Similar to how the indoor and elevated sections of the base are balanced with a mix of advantages and danger, so too are the open areas. The track-riddled dirt expanses offer some marginal cover in the form of boulders, shifting elevation and some scattered shacks, but for the most part, they are quite open. On other maps, that would mean you could set up camp with a DMR and sniper rifle and be safe.
And you would be, if enemies didn’t spawn out there in Score Attack, or get dropped off the drop ships in regular Firefight. It certainly would be safer if Wraiths didn’t have you dead to rights in the open, or the Jackal snipers that spawn on the surrounding cliff sides didn’t have an open shot at you. I’d feel a lot more comfortable if the five pack of Elite Ultras that like to drop in via their vertical shuttle didn’t rock me right out of my socks every time they showed up when I was out in the open.

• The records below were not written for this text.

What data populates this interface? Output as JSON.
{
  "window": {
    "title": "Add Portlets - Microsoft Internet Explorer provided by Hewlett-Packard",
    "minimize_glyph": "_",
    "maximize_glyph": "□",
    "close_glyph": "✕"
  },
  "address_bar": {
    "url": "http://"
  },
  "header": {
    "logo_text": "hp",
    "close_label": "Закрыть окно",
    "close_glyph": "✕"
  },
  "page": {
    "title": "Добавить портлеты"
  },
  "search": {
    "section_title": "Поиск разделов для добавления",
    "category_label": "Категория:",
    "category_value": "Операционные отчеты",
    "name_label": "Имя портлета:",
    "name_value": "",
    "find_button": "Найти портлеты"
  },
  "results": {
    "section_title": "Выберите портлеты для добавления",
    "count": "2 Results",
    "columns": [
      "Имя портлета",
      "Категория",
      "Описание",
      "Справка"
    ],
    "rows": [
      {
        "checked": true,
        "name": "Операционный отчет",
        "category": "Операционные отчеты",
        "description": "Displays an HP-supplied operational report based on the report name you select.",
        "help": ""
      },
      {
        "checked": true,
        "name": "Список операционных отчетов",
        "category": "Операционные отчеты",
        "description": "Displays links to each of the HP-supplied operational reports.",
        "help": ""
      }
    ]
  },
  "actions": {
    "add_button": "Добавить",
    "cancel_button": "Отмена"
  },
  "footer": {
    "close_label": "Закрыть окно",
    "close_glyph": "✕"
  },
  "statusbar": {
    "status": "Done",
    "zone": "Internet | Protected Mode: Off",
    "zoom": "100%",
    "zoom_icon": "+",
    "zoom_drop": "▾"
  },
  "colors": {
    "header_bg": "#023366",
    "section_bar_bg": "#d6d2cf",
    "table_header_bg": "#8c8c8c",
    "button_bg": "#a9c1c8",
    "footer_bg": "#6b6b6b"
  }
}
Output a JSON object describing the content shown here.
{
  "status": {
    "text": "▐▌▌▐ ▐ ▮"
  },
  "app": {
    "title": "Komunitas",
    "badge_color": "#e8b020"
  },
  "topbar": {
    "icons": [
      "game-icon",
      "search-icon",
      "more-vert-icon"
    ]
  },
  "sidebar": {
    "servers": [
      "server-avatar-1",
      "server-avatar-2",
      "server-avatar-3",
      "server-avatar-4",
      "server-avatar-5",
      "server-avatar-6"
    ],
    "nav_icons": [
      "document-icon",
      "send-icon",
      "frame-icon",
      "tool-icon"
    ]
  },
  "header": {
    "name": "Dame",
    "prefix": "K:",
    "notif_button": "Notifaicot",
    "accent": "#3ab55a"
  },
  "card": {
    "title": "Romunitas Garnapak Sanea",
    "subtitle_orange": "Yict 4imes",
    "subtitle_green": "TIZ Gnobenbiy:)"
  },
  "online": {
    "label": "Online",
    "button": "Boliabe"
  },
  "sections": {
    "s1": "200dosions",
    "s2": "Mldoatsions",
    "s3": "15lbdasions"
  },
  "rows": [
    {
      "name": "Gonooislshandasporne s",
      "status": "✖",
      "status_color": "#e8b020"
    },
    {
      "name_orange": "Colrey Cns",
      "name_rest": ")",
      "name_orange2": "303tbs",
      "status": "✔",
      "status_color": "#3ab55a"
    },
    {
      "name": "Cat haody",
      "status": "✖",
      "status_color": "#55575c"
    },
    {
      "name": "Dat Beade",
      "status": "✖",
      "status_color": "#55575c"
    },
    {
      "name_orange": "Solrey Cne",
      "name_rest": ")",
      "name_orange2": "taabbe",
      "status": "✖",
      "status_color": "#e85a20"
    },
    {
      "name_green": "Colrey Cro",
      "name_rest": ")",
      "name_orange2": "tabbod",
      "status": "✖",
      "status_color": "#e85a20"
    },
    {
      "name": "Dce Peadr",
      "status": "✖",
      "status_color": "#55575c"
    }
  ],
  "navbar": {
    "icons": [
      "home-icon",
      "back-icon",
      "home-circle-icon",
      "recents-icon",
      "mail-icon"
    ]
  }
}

One detail to illustrate how the map is balanced: the cliffs are designed such that the Jackal snipers will only be able to hit players wandering out in the open; they can’t tag players at the center of the base. You get to pick your poison: try and hold down the base, or head into the open and deal with a whole new set of problems.
Put simply, the outdoors is just as well balanced as the base. Which means you have both opportunity and danger across the entire map.
I haven’t even touched on how vehicles handle the open space, but I’ll keep that simple. Look at this race track:
This is a dirt circuit meant to be blazed around, jumping, rolling, and plowing through Grunts. It’s large, well crafted and a lot of fun.
The one caveat to my praise of the vehicles on Unearthed: it comes loaded with a Rocket Hog, not a regular Warthog. I strongly prefer the latter, as the Rocket Hog is all bark and no bite; a machine that generates lots of explosions and chaos, but is pretty inert against agile or armored opponents. But it does make things go boom real good, and I suspect that will be enough for most players. And on that count, it’s fun to use.
In the end Unearthed is exactly what Firefight needed: a fantastic vehicle-heavy map that also doubles as a superb infantry map. And it plays better than anything Reach shipped with.
There are a few rough edges that bear noting: this railing was modeled with an invisible barrier across most of it; the other such railings on the platforms do not have that issue. It’s a small problem, since that’s the sight line to a common drop ship location. It is similar to the problem CA’s Halo 2 maps had at launch.
There is some severe slowdown when scoping from this corner of the map looking toward the base, which is odd since it’s clearly a space designed to be sniper perch.
And there are several corners that Covenant get stuck on, as with other Firefight maps, leaving them comically jogging up against a small barb of geometry.
But those small warts aside, Certain Affinity and 343 Industries have produced the definitive Reach Firefight map. 343i’s Franchise Director Frank O’Connor has referred to it as the “first DLC Firefight map” for Reach, and given how it turned out, I sure hope it’s not the last.